The computing apparatus as described in claim 16, wherein each of the one or more second logic circuits includes an adder for receiving from the one or more first digital circuits the most significant portion of a corresponding output digit and the most significant bit of a corresponding remaining portion of the output digit, and generating an output indicating the sum of the received most significant portion of the received output digit and the most significant bit of the received remaining portion of the output digit.

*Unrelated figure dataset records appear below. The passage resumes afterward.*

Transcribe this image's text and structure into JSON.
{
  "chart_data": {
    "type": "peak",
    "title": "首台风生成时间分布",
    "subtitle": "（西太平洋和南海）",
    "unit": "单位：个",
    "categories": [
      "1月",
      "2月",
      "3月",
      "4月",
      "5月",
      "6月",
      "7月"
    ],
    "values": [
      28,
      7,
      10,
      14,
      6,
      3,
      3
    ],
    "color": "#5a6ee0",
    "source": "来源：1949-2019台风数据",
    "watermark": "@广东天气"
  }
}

The computing apparatus as described in claim 17, wherein each of the one or more first digital circuits includes a register circuit for storing one of the plurality of input digits, receiving a shift signal indicating an integer, and shifting the input digits to correspond to a number of bits of the shift signal.

The computing apparatus as described in claim 18 further includes a multiplication circuit for multiplying each of a first set of factors by at least one of a second set of factors to produce a corresponding one of the plurality of input digits.

The computing apparatus as described in claim 18 further includes a digital circuit for selecting a maximum integer from a plurality of integers and outputting a difference between each of the plurality of integers and the maximum integer, wherein each integer indicated by a corresponding shift signal corresponds to the difference between each of the plurality of integers and the maximum integer.